While wishing him well, it is worth acknowledging his role as a public servant and the need for transparency in such matters. His decision raises intricate questions about how he intends to manage the dual responsibilities of ACC Commissioner and student effectively. The complexities inherent in striking this equilibrium call for a more comprehensive explanation, not only for his team but also for the broader public, to ensure that the integrity of both roles remains intact.
Some key questions that crossed our minds since we read his tweet –
1) Commissioner Kaifala must elucidate how he plans to effectively fulfil his duties given the significant time difference between the USA and Sierra Leone, typically 4-5 hours. The challenges inherent in bridging this geographical gap warrant thoughtful consideration.
2) Questions surrounding the execution of his core responsibility, which involves signing indictments, deserve attention. Will a contingency plan be in place to ensure the seamless operation of this process during his absence, considering that his deputy cannot sign indictments, or does he not plan to issue any indictments during his absence?
3) The financial aspect of his decision raises further issues. It would benefit the public to understand whether Commissioner Kaifala will retain his full salary while functioning part-time in his ACC role.
4) Will he receive full salary whilst receiving the $100,000 bursary he mentioned in his tweet? Will this amount to double compensation?

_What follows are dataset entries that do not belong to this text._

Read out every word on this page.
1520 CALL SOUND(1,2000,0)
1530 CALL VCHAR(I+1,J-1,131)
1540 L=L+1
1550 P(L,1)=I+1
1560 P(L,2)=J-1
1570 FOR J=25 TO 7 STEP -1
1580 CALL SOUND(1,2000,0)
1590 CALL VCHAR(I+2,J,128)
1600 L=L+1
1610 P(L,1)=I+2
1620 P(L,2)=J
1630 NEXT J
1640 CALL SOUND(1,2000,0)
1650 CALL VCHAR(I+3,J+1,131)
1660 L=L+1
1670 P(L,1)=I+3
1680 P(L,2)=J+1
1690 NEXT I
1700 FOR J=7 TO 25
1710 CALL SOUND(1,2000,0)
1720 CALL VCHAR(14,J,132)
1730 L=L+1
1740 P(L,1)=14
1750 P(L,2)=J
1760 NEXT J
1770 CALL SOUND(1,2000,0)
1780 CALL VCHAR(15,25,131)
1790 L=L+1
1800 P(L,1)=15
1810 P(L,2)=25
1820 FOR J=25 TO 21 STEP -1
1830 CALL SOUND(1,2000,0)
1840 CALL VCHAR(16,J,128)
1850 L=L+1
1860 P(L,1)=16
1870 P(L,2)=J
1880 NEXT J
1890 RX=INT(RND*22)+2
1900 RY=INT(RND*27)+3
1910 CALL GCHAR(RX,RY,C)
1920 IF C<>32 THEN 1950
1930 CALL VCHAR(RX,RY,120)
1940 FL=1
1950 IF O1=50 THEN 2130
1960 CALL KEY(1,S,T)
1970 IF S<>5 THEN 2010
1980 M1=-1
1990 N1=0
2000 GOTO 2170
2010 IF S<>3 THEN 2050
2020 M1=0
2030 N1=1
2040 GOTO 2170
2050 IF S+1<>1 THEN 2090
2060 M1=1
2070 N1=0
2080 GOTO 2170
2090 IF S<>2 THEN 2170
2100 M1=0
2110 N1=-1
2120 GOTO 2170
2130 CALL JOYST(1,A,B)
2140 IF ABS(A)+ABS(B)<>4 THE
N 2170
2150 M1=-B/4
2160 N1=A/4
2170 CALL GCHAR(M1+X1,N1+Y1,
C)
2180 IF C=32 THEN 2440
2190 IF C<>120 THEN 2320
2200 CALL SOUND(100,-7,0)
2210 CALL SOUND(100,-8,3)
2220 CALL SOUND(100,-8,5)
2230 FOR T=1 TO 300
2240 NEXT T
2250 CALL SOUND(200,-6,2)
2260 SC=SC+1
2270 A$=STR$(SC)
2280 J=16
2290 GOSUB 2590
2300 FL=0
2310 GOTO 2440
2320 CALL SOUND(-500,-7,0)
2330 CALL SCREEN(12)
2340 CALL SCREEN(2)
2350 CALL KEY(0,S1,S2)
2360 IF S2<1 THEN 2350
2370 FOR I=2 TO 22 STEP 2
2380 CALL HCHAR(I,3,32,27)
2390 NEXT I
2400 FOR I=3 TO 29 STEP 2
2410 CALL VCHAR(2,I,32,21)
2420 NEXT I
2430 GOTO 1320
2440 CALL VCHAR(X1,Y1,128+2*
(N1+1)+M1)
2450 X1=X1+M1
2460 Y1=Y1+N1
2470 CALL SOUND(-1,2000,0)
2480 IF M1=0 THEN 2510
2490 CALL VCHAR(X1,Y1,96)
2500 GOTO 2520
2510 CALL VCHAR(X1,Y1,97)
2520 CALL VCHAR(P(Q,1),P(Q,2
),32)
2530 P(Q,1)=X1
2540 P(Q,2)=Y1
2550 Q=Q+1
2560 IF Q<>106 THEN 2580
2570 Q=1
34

5) Beyond the logistical and financial aspects, it’s vital to ponder the broader implications of his extended stay abroad on the anti-corruption efforts within Sierra Leone. Even with his presence in the country, the fight against corruption has been waning. What will be the impact of his long absence from the country?
6) What steps will be taken to ensure that Commissioner Kaifala remains up-to-date with ongoing cases, developments, and policy changes within the ACC during his time at Harvard? How will he manage his engagement and decision-making remotely? For example, will he communicate with staff via a secured email address, or will he use gmail? What risk will this pose for data security?
7) Could Commissioner Kaifala outline the key objectives he aims to achieve during his 9-month study at Harvard Law School? How will he ensure that these goals complement and contribute to the ongoing work of the ACC?
The public deserves insight into how the ACC’s leadership plans to mitigate this impact. He must address these questions in the spirit of transparency and accountability. The public’s interest lies in understanding how he envisions effectively managing his roles as both a student and the Anti-Corruption Commissioner and how he plans to uphold the institution’s mission despite the challenges his extended stay abroad poses. The Commissioner’s in-country presence symbolizes the government’s dedication to eradicating corruption. His decision to study abroad for an extended period could unintentionally undermine this symbolism and cast doubt on the government’s overall stance on the issue.